Bu ulvi seyahat, mucizelerin en büyüğüdür. Miraç mucizesi Kur’ân-ı Kerimde âyetlerle anlatılmış ve varlığı inkâr edilemeyecek bir şekilde ortaya konmuştur. Bu îlâhî yolculuğun ilk merhalesi olan Mescid-i Aksâya kadarki safha Kur’ân’da şöyle anlatılır:
“Âyetlerimizden bir kısmını ona göstermek için kulunu bir gece Mescid-i Haram’dan alıp çevresini mübarek kıldığımız Mescid-i Aksâ’ya seyahat ettiren Allah, her türlü noksandan münezzehtir. Şüphesiz ki O her şeyi hakkıyla işiten, herşeyi hakkıyla görendir.” (İsra Suresi, 1)
Miracın ikinci merhalesi de Mescid-i Aksâdan başlayarak semânın bütün tabakalarından geçip tâ İlâhi huzura varmasıdır. Bu safha da Necm Sûresinde şöyle’ anlatılır:
“O ufkun en yukarısında idi. Sonra indi ve yaklaştı. Nihayet kendisine iki yay kadar, hatta daha da yakın oldu. Sonra da vahyolunacak şeyi Allah kuluna vahyetti. O’nun gördüğünü kalbi yalanlamadı. Şimdi O’nun gördüğü hakkında onunla mücadele mi edeceksiniz? And olsun ki onu bir kere daha hakiki suretinde gördü. Sidre-i Müntehâda gördü. Ki, onun yanında Me’vâ Cenneti vardır. O zaman Sidre’yi Allah’ın nuru kaplamıştı. Gözü ne şaştı, ne de başka bir şeye baktı. And olsun ki Rabbinin âyetlerinden en büyüklerini gördü.” (Necm Suresi, 7-18.)
Yüce Allah tarafından alemlere rahmet olarak gönderilen Efendimiz Muhammed Mustafa (sav)’nın, Cenab-ı Hakk’ın yüksek huzuruna kabulü anlamına gelen ve varlığın özüne ve anlamına yolculuğu ifade eden İsrâ ve Miraç, Peygamberimizin şahsında insanlığın önüne açılan sınırsız bir yükseliş ufkudur.

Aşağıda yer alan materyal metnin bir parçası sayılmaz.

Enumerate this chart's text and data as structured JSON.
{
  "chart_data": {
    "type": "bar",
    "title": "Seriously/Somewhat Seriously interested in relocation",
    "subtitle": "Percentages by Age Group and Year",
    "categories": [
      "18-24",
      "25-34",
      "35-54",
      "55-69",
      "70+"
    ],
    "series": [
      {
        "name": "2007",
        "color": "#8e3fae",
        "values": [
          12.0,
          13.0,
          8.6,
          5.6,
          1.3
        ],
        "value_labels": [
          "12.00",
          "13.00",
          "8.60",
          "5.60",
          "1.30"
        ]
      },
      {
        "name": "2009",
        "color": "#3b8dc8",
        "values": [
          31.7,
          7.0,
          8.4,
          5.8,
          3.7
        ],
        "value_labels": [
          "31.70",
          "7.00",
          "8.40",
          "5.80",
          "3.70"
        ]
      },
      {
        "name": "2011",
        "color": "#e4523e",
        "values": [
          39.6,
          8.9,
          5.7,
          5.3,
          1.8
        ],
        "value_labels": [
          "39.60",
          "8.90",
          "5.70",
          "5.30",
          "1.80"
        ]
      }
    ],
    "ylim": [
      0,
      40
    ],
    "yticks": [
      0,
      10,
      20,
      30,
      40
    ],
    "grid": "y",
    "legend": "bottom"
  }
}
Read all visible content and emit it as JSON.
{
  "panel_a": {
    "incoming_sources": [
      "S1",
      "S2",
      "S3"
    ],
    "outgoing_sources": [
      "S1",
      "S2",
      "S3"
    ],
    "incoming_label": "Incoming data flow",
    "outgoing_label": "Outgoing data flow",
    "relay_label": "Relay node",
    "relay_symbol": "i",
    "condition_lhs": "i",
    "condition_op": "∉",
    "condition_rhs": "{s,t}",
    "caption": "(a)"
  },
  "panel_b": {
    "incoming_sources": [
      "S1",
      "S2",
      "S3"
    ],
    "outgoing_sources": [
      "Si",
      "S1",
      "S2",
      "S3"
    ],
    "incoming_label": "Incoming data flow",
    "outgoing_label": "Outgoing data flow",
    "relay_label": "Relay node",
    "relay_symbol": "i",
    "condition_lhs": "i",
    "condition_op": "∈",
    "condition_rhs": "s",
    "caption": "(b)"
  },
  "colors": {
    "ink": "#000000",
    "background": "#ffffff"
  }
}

Sevgili Peygamberimiz (sas) Miraçtan bize üç büyük hediyeyle dönmüştür.Birincisi, günde beş defa Rabbimizle buluşma imkânı veren “müminin miracı” namazdır. Mümin namaz ibadetiyle sadece O’nun huzurunda eğilir, sadece O’na secde eder, sadece O’na ibadet eder ve sadece O’ndan yardım diler. Namazla mümin kişiliğine ve kimliğine kavuşur. Tevhid ve vahdetin müşahhas hâli namaz sayesinde müminler sadece beden ve ruh bütünlüğünü değil, aynı zamanda akıl ve kalp bütünlüğünü, zihin ve gönül birlikteliğini gerçekleştirir.İkincisi,Bakara Suresinin son ayetleridir ki (Amener Rasüli) burada Rabbimiz bizlere yüksek sorumluluklarımızı ve zaaflarımızı birlikte hatırlatmaktadır. Üçüncüsü ise; tevhid inancına sahip olan herkesin ebedi kurtuluşa ereceği müjdesidir. Tevhid İslâm’ın en temel ilkesi, Kur’an ve Sünnetin ruhu, bütün peygamberlerin gönderilişi gayesidir.

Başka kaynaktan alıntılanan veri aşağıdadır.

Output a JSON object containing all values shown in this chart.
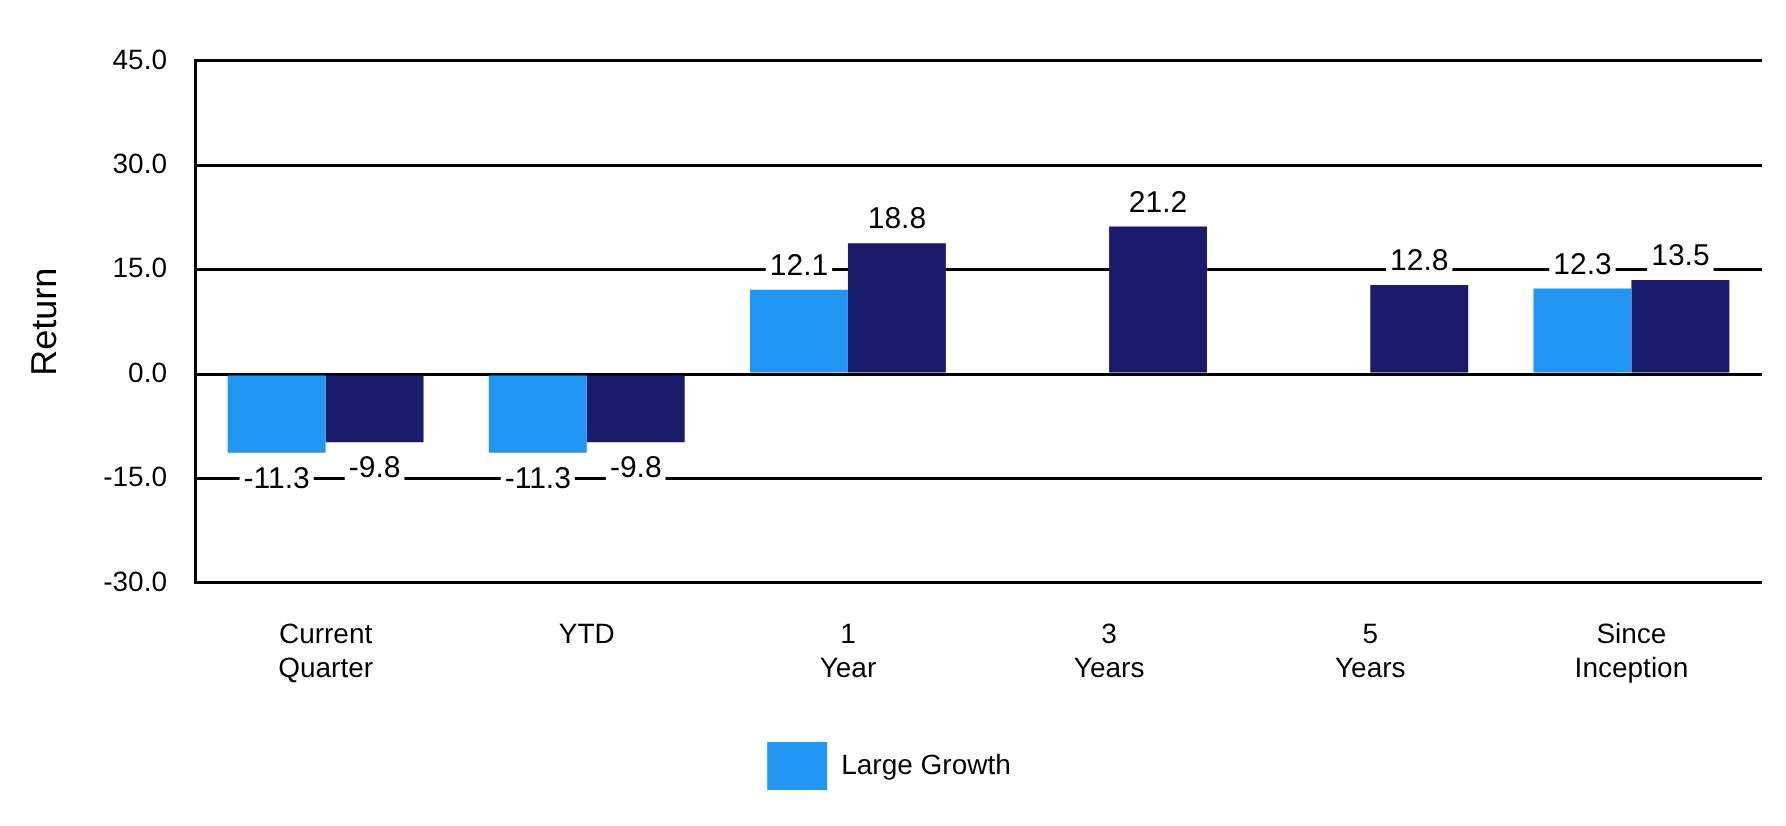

Bugün biz müminlere düşen, miracı sadece Sevgili Peygamberimizin (sas) bir hatıratı, bir tarihi vakıa olarak okumak olmamalıdır. İslam’ın en temel gayesi insanı esfeli safilinden yani aşağıların aşağısından ‘alayı illiyine yani yüceler yücesine çıkarmaktır. Unutmayalım ki bugün hem ülke olarak hem İslâm âlemi hem de insanlık olarak insanı yüceltecek ve yükseltecek miraç değerlerine her zamankinden daha fazla muhtacız. Birliğe, dirliğe, kardeşliğe ve huzura giden yol da; dostu düşmanı tanımanın yolu da miraç değerlerini hayatımıza aktarmaktan geçer.
Bu duygu ve düşüncelerle, aziz milletimizin, âlem-i İslâm’ın Miraç Kandilini tebrik ediyorum. Miraç ruhunun yakalanmasını temenni ediyor, insanlığın ortak huzurunu tehdit eden terör, şiddet, savaş ve düşmanlığın yerini barış ve huzura bırakmasını Yüce Allah’tan niyaz ediyorum.